Sous son nouveau titre qui semble s’excuser, la conviction
des jeunes acteurs apporte une fraîcheur bienvenue pour traiter des intentions
ambitieuses de l’auteur Ronan Chéneau.
Le départ n’est pour tout dire pas très « flamme »
pour représenter l’immolation d’un couple qui s’asperge d’un jerrican d’essence,
et certaines séquences tiennent plus de la conférence gesticulée que du théâtre,
mais la sincérité l’emporte.
Les questions soulevées sont essentielles et s’attaquent de
front rien moins qu’au sens de la vie. Ces enfants gâtés, nos enfants, sont si
fragiles : ils veulent à la fois être protégés et pas protégés, aspirant
au confort mais étouffant dans leurs canapés, ne voulant pas du profit, mais
voulant profiter : « On va pas
refaire le monde, il se fait tout seul ».
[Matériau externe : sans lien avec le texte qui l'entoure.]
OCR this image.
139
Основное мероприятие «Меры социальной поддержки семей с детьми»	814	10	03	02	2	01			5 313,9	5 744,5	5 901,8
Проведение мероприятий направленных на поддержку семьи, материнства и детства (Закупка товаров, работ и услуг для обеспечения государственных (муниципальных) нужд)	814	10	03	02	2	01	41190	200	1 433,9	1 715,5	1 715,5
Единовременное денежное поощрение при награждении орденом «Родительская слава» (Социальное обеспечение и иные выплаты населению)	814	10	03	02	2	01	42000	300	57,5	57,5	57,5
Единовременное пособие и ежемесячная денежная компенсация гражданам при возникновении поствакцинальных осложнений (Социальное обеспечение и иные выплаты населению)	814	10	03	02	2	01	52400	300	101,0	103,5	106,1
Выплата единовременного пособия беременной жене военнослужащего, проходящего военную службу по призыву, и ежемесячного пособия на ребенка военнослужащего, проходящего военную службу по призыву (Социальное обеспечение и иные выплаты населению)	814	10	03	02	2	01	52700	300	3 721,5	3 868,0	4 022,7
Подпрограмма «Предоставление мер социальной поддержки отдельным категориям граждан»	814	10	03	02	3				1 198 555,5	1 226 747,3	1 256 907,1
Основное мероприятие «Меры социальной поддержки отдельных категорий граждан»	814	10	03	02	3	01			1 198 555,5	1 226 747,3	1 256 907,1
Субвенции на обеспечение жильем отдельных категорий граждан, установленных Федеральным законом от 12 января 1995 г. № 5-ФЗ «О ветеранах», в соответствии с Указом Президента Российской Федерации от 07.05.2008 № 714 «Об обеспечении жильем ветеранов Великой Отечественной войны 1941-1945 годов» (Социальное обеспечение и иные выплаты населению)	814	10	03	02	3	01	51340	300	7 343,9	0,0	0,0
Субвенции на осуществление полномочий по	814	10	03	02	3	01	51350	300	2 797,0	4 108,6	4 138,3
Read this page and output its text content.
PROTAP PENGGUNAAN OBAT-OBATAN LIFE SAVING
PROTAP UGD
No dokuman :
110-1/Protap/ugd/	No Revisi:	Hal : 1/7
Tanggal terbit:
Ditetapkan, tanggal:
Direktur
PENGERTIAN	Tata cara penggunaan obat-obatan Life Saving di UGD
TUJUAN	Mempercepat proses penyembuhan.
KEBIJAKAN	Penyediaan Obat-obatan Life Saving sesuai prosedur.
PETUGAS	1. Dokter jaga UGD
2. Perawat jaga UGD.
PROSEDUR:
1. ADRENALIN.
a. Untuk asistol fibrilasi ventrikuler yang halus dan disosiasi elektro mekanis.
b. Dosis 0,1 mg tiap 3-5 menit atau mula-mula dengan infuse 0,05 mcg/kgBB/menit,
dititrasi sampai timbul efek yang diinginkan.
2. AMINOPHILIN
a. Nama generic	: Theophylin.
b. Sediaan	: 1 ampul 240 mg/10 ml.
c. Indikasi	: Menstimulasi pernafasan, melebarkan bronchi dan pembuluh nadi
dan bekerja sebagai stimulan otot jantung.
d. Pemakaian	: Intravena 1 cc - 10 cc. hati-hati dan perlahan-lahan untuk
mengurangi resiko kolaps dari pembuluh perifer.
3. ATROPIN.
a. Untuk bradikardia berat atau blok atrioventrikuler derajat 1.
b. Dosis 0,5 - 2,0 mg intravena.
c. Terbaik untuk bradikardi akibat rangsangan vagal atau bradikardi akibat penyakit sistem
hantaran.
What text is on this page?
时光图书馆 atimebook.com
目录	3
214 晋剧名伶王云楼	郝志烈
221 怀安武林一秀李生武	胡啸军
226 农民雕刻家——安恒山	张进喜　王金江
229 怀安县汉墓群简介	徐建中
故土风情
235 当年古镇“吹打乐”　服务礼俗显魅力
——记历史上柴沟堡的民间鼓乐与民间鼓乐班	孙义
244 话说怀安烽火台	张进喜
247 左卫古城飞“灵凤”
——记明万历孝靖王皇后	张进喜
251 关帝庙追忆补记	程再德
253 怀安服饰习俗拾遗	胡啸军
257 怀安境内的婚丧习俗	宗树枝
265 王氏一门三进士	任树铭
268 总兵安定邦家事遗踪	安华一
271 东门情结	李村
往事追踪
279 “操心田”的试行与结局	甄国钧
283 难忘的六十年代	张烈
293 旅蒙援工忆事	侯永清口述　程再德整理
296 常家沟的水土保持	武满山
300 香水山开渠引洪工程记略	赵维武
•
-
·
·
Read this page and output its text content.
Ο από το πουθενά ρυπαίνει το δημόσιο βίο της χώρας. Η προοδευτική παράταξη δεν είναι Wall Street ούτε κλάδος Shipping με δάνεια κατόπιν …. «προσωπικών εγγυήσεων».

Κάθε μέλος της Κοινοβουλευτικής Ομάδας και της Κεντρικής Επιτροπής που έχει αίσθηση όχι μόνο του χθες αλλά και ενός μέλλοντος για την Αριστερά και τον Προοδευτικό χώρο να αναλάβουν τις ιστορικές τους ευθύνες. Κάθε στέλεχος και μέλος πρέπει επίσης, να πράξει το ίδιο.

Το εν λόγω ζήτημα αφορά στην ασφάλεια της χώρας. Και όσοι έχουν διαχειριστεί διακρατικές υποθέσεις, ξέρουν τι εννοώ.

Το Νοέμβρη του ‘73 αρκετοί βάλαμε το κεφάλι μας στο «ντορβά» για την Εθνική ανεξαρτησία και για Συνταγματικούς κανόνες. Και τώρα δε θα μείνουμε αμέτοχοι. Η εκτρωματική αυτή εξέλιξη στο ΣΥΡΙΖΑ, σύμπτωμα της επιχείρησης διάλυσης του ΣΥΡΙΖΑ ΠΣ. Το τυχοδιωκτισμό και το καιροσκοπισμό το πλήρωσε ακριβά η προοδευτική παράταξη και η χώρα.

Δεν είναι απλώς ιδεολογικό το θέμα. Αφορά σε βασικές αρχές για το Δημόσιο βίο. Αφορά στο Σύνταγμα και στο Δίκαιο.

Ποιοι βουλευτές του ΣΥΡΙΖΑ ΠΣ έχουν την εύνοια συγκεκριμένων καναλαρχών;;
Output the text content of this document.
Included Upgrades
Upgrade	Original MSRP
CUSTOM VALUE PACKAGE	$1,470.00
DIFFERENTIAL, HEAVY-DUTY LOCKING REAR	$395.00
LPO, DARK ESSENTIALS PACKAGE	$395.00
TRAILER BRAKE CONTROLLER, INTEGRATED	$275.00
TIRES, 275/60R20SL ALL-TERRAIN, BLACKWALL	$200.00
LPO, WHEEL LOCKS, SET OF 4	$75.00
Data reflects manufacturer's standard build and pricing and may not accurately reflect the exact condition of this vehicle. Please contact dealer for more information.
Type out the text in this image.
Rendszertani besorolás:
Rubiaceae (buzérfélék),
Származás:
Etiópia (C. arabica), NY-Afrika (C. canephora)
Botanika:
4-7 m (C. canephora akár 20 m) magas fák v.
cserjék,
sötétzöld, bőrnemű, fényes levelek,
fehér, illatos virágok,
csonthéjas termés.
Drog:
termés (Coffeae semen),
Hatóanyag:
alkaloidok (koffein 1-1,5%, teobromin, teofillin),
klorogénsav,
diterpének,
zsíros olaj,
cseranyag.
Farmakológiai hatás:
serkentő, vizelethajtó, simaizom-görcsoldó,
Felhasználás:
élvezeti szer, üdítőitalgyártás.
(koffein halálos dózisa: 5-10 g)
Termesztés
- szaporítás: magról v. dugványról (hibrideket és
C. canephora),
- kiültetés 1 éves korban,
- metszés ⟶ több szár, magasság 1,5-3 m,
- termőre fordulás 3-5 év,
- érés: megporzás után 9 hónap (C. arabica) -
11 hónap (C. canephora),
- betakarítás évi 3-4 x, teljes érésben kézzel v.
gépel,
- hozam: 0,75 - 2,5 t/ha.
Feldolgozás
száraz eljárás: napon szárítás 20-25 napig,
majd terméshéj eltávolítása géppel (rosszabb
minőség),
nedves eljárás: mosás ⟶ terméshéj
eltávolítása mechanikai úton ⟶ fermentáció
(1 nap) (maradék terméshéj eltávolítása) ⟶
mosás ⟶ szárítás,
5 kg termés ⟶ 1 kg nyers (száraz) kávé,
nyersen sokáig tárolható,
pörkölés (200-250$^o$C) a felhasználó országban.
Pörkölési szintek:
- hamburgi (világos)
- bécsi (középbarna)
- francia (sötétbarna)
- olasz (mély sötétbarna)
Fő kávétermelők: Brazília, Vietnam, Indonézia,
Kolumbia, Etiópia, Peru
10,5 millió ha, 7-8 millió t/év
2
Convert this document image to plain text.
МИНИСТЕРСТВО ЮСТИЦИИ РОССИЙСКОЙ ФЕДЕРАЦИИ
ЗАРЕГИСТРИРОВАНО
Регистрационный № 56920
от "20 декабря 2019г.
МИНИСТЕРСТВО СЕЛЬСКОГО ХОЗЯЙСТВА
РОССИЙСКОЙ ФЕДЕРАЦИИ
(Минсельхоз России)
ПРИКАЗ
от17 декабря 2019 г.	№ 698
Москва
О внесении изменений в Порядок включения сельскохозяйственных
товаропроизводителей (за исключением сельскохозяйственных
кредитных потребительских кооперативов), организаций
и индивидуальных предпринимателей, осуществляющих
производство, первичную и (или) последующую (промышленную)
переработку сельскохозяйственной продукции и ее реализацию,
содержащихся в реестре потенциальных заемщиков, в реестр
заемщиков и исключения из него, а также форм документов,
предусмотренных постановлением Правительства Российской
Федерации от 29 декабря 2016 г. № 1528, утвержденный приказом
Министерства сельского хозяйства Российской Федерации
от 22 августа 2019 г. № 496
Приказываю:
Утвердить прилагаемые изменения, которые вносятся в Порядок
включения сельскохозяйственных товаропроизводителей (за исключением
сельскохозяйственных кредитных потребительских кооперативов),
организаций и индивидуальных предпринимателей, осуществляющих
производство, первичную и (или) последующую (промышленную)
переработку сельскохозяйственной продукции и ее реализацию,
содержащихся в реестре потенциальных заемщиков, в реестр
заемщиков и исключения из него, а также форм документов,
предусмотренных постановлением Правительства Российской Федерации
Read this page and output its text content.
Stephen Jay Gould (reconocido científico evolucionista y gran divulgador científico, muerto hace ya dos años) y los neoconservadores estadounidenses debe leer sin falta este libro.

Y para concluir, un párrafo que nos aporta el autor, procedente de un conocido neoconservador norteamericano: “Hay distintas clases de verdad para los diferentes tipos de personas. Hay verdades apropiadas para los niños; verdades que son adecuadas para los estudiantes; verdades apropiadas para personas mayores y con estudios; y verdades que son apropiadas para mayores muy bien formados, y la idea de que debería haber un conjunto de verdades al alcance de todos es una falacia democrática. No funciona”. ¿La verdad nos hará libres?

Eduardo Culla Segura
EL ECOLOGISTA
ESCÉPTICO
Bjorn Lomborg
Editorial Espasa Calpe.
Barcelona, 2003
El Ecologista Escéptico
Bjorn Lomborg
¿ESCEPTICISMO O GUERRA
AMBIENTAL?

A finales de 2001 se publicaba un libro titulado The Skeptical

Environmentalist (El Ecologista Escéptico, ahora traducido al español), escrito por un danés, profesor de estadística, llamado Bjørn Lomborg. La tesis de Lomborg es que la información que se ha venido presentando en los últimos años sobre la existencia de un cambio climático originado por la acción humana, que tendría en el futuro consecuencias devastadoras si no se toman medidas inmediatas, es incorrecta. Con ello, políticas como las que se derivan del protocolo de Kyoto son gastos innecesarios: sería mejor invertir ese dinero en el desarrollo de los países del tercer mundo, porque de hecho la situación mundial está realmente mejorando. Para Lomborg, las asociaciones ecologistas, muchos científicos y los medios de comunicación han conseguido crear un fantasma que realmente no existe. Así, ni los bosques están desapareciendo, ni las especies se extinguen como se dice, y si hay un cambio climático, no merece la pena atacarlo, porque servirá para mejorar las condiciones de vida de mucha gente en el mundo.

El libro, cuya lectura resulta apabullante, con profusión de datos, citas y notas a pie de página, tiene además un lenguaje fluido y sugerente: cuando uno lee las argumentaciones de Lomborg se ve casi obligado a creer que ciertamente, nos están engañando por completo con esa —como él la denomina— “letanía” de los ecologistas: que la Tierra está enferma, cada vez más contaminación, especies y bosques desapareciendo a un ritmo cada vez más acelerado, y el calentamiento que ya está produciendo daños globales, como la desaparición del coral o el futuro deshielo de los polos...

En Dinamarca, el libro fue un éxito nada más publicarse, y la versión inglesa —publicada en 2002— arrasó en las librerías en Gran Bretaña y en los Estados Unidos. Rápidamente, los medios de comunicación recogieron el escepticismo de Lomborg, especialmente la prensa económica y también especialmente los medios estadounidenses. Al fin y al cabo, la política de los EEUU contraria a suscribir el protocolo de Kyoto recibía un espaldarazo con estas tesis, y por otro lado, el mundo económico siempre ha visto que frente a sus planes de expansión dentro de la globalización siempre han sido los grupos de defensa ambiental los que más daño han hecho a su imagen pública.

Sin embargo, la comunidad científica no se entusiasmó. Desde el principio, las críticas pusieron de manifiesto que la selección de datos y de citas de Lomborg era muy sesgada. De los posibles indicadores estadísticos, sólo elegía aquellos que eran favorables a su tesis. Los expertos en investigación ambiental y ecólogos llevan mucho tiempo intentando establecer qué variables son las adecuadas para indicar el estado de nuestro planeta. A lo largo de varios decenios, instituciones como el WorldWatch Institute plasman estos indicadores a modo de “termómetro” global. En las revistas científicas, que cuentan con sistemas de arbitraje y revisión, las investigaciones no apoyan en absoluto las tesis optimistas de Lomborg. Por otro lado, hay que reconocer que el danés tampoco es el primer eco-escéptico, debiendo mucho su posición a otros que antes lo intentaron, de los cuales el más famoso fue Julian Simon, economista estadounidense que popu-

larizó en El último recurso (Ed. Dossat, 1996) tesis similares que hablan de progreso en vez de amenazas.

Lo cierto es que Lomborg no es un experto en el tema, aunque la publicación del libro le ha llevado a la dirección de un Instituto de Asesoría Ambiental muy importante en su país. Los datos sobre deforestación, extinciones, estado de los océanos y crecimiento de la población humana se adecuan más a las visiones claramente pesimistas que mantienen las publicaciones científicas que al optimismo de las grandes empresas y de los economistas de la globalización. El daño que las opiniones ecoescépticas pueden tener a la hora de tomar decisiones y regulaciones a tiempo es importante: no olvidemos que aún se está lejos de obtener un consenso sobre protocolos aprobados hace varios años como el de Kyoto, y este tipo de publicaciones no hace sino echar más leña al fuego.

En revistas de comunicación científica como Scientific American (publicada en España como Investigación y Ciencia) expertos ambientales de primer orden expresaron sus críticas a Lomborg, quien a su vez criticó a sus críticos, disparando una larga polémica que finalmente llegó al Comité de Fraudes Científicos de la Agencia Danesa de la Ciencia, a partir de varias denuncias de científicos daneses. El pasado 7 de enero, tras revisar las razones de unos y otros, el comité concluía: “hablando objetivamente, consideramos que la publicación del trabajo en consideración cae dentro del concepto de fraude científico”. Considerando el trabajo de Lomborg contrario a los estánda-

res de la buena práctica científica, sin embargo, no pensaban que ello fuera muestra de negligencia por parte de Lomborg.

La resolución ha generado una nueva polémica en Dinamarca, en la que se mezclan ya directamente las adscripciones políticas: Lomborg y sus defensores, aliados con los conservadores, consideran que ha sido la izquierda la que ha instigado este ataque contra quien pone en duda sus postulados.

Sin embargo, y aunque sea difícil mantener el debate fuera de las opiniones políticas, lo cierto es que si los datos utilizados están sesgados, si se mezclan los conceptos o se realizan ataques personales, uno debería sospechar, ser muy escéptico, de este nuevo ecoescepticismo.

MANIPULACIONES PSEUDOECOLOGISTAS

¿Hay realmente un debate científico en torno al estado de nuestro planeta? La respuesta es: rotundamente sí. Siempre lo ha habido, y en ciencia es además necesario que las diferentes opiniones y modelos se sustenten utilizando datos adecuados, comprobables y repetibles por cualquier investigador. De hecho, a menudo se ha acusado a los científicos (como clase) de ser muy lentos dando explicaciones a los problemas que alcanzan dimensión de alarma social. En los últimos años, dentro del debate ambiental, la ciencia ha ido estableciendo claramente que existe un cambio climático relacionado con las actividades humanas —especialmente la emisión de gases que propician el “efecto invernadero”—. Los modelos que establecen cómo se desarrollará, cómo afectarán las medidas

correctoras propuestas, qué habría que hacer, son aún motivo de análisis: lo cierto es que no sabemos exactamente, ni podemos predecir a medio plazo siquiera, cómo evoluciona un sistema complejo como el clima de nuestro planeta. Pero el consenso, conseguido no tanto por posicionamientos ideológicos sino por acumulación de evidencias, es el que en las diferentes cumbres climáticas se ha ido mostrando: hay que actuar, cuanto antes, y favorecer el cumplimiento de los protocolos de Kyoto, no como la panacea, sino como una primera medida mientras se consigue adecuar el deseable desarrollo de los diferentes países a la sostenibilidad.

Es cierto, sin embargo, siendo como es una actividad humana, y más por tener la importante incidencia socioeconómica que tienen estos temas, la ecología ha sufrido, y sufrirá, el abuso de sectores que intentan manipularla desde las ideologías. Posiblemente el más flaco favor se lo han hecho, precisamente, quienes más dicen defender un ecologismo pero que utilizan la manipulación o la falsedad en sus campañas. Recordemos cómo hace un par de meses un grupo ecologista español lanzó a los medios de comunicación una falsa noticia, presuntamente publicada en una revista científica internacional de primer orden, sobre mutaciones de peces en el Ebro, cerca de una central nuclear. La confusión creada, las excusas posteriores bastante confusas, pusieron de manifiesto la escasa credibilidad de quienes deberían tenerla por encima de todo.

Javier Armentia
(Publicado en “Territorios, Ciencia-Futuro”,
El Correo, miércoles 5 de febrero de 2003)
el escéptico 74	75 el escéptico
Avoir des envies de New York, abuser des technologies de la
communication et gémir d’en être esclave, culpabiliser à cause du Rwanda et
manger du radis noir, critiquer Platon et regretter « La Bohème » aznavourienne :
la litanie sans hiérarchie pèse un peu sur l’estomac. Mais c’est bien le
problème des petits malheurs qui font les grandes détresses, quand la haine de
soi s’habille des oripeaux de l’homme araignée. On proclame son amour du monde
entier, mais on chie sur ses proches. Par moment j’aurais eu envie de dire
« Si Ikea vous pèse tant que ça, essayez Roche Bobois ! » mais
cette ironie qui nous a menés jusqu’ici, a participé au désenchantement de ce
monde que notre génération accrochée au pouvoir laisse à ses héritiers. Génération
qui s’éreinte et qui s’étreint, se ponctuant de « c’est
bon ! » pour couper court à
toute discussion.
Quand le RSA, mesure de solidarité, parait humiliant, et que
l’accès à des études supérieures devient un motif dépressif, que peut-on face à
des telles confusions ? Je savais
des suicides à France Télécoms, chez les policiers, les profs, les paysans mais
il y en a chez les médecins :
allo ! à qui se fier ?
Nous, parents choupinous, retombons souvent en adolescence
que certains n’ont pas quittée, et pouvons
trouver les petits derniers, passifs, geignards, mais les rides nous fendent à
tout âge, nous qui savons oublier nos conditions derrière des nuages, des musiques,
des verres et des peaux, des mots. Sublimes et dérisoires.
A rester dans le domaine de la variété, Chédid nous
console :
« T'as beau pas
être beau, oh, oh, oh, oh
Monde cinglé, hé, hé, hé, hé,
J't'ai dans la peau, oh, oh, oh, oh »
Monde cinglé, hé, hé, hé, hé,
J't'ai dans la peau, oh, oh, oh, oh »
Un café au matin vaut
bien un atterrissage sur « cette terre si jolie » comme disait
l’enfantin Prévert, même pour ceux qui ont collé maladroitement deux ailes à
leurs désirs.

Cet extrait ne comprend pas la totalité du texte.